Apple has developed an in-house ChatGPT-style app called Veritas to test a wide-ranging overhaul of Siri shortly, Bloomberg’s Mark Gurman reports. The tool provides Apple’s AI teams a secure, private sandbox to stress test conversational features, reliability and guardrails before they land in the voice assistant available to hundreds of millions of people.
What Veritas Shows About the Overhaul of Siri
Veritas is not for the public. It serves as a test bench for a new system internally referred to as Linwood that merges Apple’s internally developed large language models with an external third-party model for tasks where the latter excels. This hybrid approach also reflects Apple’s overall “best model for the job” strategy of using on-device inferencing, with workloads forwarded to Private Cloud Compute when local hardware constraints are hit, something we have already heard was planned for Apple Intelligence.

An internal chatbot format provides teams a fast way to iterate on conversational flows, context handling and grounding of personal data, then translate those into Siri experiences that resonate with iPhone, iPad and Mac users.
Look for a greater emphasis on determinism and privacy than is typical with open web chatbots, and expect to find features designed to be explainable, interruptible, and deeply connected with system frameworks.
Key AI features Apple is testing internally with Veritas
One is search on the device and in personal information. As part of the war games, Veritas is being used to test how well models can pull in and summarize information in apps like Mail, Photos, Music, Calendar and Notes without leaking data or exhibiting biases. Imagine commands like “Show the playlist Sam shared after our last road trip” or “Summarize the unread emails from finance and send a response.”
Another frontier is generative assist embedded in an app. Photo edits like object removal or relighting, natural-language document cleanup and context-aware suggestions within Messages or Pages are being tested through the chatbot before they’re wired into Siri’s voice and system UI. Apple’s internal reviewers are said to be emphasizing low hallucination rates, continuous style control and clear user consent for any action that modifies content.
These capabilities depend critically on strong grounding and understanding of intent. Apple has highlighted research around resolving ambiguous references (“this photo,” “that email thread”) and coordinating action between separate apps. Veritas offers a high-throughput means of testing those capabilities with synthetic and real-world scenarios prior to shipping them as Siri intents and APIs for developers.

Why Should You Create a Tool Like ChatGPT Internally?
Having the evaluation environment all to itself allows Apple to tune for three pillars it frequently touts: privacy, latency and reliability. We internally dogfood to establish a baseline for overall response time end-to-end, measure our energy impact on battery life and harden content filters without shipping unpolished code. It also opens the door for specific red-teaming against sensitive domains, such as health, finance or children’s content.
It’s also practical for hybrid model sourcing. Apple’s models have progressed rapidly — earlier reporting referred to an “Ajax” family trained on in-house infrastructure — but there could still be use cases for a third-party model. Apple can attempt to selectively route those and still adhere to the strict principles of data minimization and transparency. The quantified success measures are grounded accuracy, refusal appropriateness, latency and the cost per token, where on-device performance goals effectively co-drive both Neural Engine and memory footprint.

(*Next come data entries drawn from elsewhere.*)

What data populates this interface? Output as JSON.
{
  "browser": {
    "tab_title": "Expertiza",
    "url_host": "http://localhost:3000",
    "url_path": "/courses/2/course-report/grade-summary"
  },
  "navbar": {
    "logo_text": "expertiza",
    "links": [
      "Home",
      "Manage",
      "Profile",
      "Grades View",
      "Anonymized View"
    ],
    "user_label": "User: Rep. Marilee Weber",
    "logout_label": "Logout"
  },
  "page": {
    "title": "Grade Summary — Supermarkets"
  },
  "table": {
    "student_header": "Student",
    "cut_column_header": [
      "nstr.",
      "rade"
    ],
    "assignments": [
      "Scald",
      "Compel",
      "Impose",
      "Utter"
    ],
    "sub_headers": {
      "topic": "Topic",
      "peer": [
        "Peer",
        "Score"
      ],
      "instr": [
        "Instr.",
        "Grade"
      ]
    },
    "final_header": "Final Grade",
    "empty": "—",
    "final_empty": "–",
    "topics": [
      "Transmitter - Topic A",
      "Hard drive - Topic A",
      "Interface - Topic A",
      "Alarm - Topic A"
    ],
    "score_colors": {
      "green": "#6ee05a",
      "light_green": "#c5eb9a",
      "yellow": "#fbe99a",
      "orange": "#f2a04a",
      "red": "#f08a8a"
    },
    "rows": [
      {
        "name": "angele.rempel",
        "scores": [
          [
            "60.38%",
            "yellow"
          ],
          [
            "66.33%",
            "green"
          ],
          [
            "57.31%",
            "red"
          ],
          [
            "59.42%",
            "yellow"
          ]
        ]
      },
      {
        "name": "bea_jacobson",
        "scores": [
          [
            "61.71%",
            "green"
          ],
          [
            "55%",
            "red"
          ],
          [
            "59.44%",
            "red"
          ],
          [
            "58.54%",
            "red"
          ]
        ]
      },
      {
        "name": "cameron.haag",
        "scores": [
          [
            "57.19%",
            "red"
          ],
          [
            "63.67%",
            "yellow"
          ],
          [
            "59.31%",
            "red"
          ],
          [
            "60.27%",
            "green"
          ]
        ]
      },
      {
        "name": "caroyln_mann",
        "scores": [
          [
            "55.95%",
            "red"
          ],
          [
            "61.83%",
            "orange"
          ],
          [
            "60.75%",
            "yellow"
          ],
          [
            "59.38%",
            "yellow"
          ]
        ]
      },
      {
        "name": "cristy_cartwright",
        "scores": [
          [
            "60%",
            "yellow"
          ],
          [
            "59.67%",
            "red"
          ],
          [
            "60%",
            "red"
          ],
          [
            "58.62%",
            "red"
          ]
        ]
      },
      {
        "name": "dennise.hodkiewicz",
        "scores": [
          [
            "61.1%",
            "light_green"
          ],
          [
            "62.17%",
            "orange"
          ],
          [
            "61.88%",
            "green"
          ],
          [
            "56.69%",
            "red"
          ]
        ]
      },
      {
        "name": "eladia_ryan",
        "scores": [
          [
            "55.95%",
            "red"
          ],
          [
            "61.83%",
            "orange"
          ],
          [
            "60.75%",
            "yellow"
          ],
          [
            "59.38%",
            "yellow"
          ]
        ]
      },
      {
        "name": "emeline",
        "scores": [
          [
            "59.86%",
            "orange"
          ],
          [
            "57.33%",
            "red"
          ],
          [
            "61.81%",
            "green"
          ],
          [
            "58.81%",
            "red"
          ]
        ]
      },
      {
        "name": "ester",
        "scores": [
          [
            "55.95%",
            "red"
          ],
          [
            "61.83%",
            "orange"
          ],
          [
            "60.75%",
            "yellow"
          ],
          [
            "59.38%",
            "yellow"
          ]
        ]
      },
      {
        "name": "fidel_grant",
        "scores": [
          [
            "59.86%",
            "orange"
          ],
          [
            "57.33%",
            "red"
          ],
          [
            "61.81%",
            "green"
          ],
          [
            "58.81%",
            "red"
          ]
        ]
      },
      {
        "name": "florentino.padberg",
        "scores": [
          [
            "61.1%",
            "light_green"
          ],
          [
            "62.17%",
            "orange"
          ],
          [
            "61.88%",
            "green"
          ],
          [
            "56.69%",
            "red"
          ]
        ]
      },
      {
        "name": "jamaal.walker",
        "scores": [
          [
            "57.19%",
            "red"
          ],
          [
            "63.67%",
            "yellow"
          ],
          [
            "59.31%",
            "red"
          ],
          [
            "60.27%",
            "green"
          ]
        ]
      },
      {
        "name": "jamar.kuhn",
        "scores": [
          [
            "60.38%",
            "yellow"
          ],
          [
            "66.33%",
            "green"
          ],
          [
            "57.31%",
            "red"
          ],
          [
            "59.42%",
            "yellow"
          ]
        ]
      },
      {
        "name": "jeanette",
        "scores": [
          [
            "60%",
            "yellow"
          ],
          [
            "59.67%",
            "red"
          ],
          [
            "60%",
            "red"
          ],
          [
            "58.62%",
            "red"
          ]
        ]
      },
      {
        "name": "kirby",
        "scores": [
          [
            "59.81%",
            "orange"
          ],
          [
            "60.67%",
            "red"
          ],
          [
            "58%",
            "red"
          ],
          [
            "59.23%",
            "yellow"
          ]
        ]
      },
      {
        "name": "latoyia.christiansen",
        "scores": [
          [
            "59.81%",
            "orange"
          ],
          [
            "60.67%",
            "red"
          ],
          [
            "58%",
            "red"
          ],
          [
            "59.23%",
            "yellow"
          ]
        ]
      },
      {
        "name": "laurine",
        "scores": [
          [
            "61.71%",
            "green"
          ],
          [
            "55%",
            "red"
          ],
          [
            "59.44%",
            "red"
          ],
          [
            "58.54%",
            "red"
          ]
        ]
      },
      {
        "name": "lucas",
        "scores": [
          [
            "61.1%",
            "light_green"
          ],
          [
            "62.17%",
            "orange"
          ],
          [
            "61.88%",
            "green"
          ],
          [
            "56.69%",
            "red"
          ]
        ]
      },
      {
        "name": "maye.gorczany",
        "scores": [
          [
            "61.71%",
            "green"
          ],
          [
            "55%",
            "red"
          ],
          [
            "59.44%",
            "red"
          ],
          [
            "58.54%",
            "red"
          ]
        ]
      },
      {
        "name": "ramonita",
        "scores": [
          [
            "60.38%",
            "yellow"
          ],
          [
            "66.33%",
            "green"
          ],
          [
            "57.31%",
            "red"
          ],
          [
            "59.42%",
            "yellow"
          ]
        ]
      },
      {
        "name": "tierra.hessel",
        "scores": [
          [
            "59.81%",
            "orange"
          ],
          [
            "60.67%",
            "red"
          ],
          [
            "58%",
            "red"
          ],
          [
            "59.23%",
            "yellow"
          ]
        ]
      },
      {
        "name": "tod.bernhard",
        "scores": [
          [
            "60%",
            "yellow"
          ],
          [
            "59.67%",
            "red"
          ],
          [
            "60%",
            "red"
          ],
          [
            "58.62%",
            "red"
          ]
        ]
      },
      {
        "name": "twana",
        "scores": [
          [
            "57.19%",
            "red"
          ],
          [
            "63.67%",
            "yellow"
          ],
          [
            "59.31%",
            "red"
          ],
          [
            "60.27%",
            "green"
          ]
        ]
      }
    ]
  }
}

Competitive stakes and the roadmap for Siri’s overhaul
Big Tech competitors have already incorporated generative assistants into flagship products. Google is pushing Gemini further into Android and Workspace, while Microsoft keeps adding Copilot to Windows and Office. Apple’s advantage is distribution and trust: The company says its installed base includes over two billion active devices, and its privacy architecture — leaving as much on-device … using an open cloud compute function — could distinguish how AI assistants manage personal data.
Gurman’s story indicates the revised Siri is a work in progress that has yet to meet an internal schedule, and previous estimates have been missed as Apple aims for stability and hopes to have greater control over the scope of the features it will offer. The company’s pattern is to introduce foundational capabilities, then expand further into deeper app actions and developer hooks once reliability clears a high bar.
What to watch next as Apple retools Siri with Veritas
Signals to watch will be new Siri frameworks in developer betas, expanded App Intents for third-party apps and tighter integration between Siri and Apple Intelligence features, such as writing tools or image creation. There will be hardware considerations, too: the newer chips featuring bigger Neural Engines and faster memory bandwidth will expand what can run locally without needing to be offloaded to the cloud.
As Veritas continues to verify features at scale, I anticipate a Siri that is less of a command parser and more of a contextually aware teammate; one that can search personal information responsibly, carry out multi-step tasks, and demonstrate its own reasoning. Apple’s playbook is a familiar one: move slowly, ship tightly integrated experiences and lean on privacy as a product feature. The significant difference this time around is the assistant itself — and Veritas is its proving ground.